You were killed by a bear which was bad luck but not something I believe should be changed. I wouldn’t want bears to be withheld until a certain gamestage.

 

You escaped the wolf but it could have been lethal as well. What were you feeling as you ran from that wolf? What did you feel when you turned around and noticed you had lost it? If the devs prevented the spawning of that wolf until you were ready for it then you would never experience those feelings.

 

I would say the same goes for POis. TFP could put an indicator on POIs to classify them as easy medium and hard or teleport the player away until they are a certain level but then that makes the world seem more artificial.

 

I started back in Alpha 5 and died many times as I was learning the game. Even then I would often restart and try and survive longer and longer. Not all new players will quit the game because they died and not all new gamers will hate the lethality if the early game. I don’t think TFP should soften how lethal the game can be. I would be disappointed if dangers only showed up after I was geared and perked to handle them or if every trap had a tell.

 

I also play this game for a while now. That's why I thought - after escaping the wolf - it sucks to face a bear and a wolf right after I start a new game. There was no thrill because running away from dangerous situations is a gameplay strategy. I placed a bedroll by reflex to make sure to respawn at this location and was aware of losing nothing (there was nothing to lose at all right after the start).

When I look back to my first steps into the game I imagine beeing stunned and killed by zombies, struggling to repair my base on horde nights (IMO another feature beeing no more present because: do the meta like put the zombies into a loop, find concrete for the first horde night or use a POI).

 

Anyways you bring it straight to the point: The game shows lethality in the early game. It's the point where you walk into a POI, fall into the pit, think WTF? and never fall into it again because you know: Break the front door and be aware of the undetectable fals floor.

 

If that false floor feature is a thing make it dynamic and put zombies like cops into that thing.

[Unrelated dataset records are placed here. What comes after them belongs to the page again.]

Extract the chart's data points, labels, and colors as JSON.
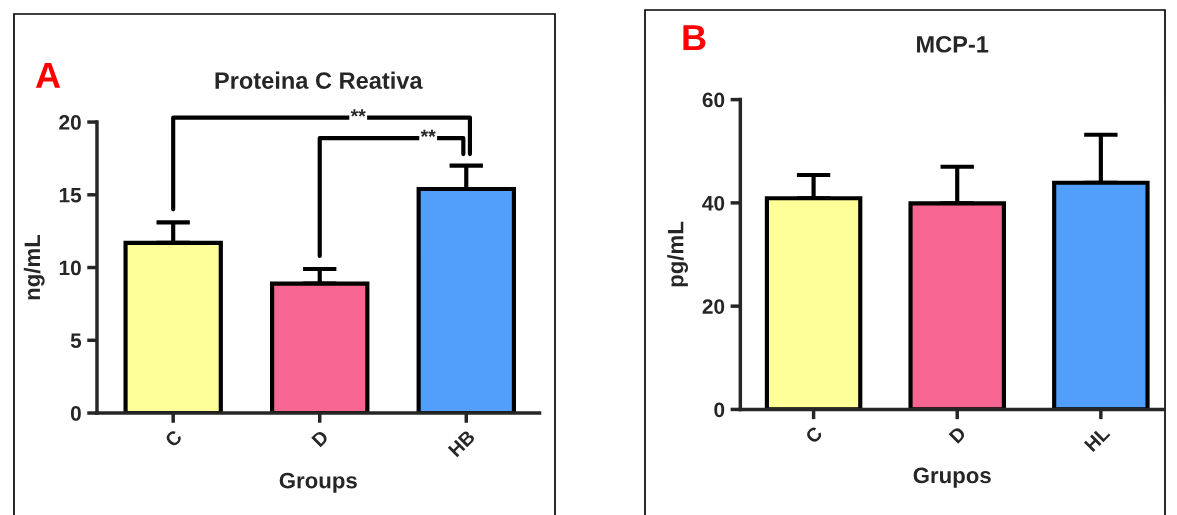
{
  "chart_data": [
    {
      "type": "bar",
      "title": "Proteina C Reativa",
      "xlabel": "Groups",
      "ylabel": "ng/mL",
      "categories": [
        "C",
        "D",
        "HB"
      ],
      "values": [
        11.7,
        8.9,
        15.4
      ],
      "colors": [
        "#ffff99",
        "#f76592",
        "#529ffb"
      ],
      "errors": [
        [
          11.7,
          13.1
        ],
        [
          8.9,
          9.9
        ],
        [
          15.4,
          17.0
        ]
      ],
      "ylim": [
        0,
        20
      ],
      "yticks": [
        0,
        5,
        10,
        15,
        20
      ],
      "grid": false,
      "legend": false,
      "annotations": [
        "A",
        "**",
        "**"
      ]
    },
    {
      "type": "bar",
      "title": "MCP-1",
      "xlabel": "Grupos",
      "ylabel": "pg/mL",
      "categories": [
        "C",
        "D",
        "HL"
      ],
      "values": [
        40.9,
        39.9,
        43.9
      ],
      "colors": [
        "#ffff99",
        "#f76592",
        "#529ffb"
      ],
      "errors": [
        [
          40.9,
          45.4
        ],
        [
          39.9,
          47.0
        ],
        [
          43.9,
          53.2
        ]
      ],
      "ylim": [
        0,
        60
      ],
      "yticks": [
        0,
        20,
        40,
        60
      ],
      "grid": false,
      "legend": false,
      "annotations": [
        "B"
      ]
    }
  ]
}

That would be a challenge in terms of a near death experience. And put this feature only into POIs that are known for good loot. I don't know anything about the technical realization but IMO this floor thing is just a noob trap in its current state. There's no immersion in terms of lethality. You just fall into it once and know to avoid it the next time you enter the POI.

 

As I said, I have no problem with this feature. I just think it's useless for veterans and annoying for new bros.

 

PS:

Yea, I walked into the POI with a wooden club and plant fiber in my inventory. OK, I lied. I had some wood and a bow with me, too. Now I still do it that way because I know that there's a basement and it's more healthy to enter it using the stairs.